In the Summer of 1985 I got a call from Rich Hurley. I had worked for Rich in 1975 at Tavistock Country Club in Haddonfield, NJ as part of the Summer placement portion of my Turf Management degree at The Stockbridge School of Agriculture. Rich was the agronomist at Loft Seed  company when I worked for them in 1984.

Rich called to ask if I’d be interested in caddieing for Bruce Crampton on the new Seniors Tour ( he would be turning 50 years old ). I wasn’t sure at the time but wisely said yes. In Oct. I took a train from Springfield, MA to Kissimmee, FL and continued on to Melbourne’s Suntree CC for the Barnett Suntree Classic.

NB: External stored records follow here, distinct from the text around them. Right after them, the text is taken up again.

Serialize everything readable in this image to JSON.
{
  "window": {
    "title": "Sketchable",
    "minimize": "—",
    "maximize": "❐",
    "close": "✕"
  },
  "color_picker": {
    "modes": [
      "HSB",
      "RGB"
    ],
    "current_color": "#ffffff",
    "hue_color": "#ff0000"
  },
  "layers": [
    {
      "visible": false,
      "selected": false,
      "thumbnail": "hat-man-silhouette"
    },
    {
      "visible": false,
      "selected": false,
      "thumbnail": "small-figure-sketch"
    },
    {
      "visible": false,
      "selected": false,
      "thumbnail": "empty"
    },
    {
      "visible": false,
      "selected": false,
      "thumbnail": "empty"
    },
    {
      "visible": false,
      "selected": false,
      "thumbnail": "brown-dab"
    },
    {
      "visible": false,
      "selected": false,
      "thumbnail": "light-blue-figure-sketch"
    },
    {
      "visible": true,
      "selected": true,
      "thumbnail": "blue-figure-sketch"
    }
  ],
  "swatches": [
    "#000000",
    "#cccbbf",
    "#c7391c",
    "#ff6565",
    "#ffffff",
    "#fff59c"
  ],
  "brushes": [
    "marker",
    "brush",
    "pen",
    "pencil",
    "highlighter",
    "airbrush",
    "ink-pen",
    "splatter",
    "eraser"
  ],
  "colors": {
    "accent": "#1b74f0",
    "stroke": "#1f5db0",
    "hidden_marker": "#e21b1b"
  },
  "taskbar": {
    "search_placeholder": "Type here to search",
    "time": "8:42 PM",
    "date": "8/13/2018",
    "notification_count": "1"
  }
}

I met Bruce at the tournament and got a quick introduction to professional caddieing. I did well enough that Bruce invited me to become his full time caddie. I returned to Boca Raton, FL in November to caddie in the Quadel Senior Classic. ( As a side note to this tournament, for two days in the Pro-Am portion of the event one of the amateurs in our group was Bucky Dent. My fellow Red Sox fans will know what an odd experience that was. )



My start in caddieing

I moved to Worcester MA in 1959. In the Summer of 1960, after getting a tip from my cousin, I started caddieing at Worcester Country Club. John Bernardi was the pro, Ray LaJoie was the assistant pro and the caddiemaster. I started as a class B caddie carrying single bags and worked my way up through class A and then, by 1961,  class AA carrying doubles. As a AA caddie carrying doubles I made on average $6 for 18 holes.

In 1962 some caddies from Worcester Country Club were recruited to caddie at Pleasant Valley Country Club in Sutton in the LPGA’s Carling Open. I caddied for 17 year old Judy Torluemke ( later to become more well known as Judy Rankin ).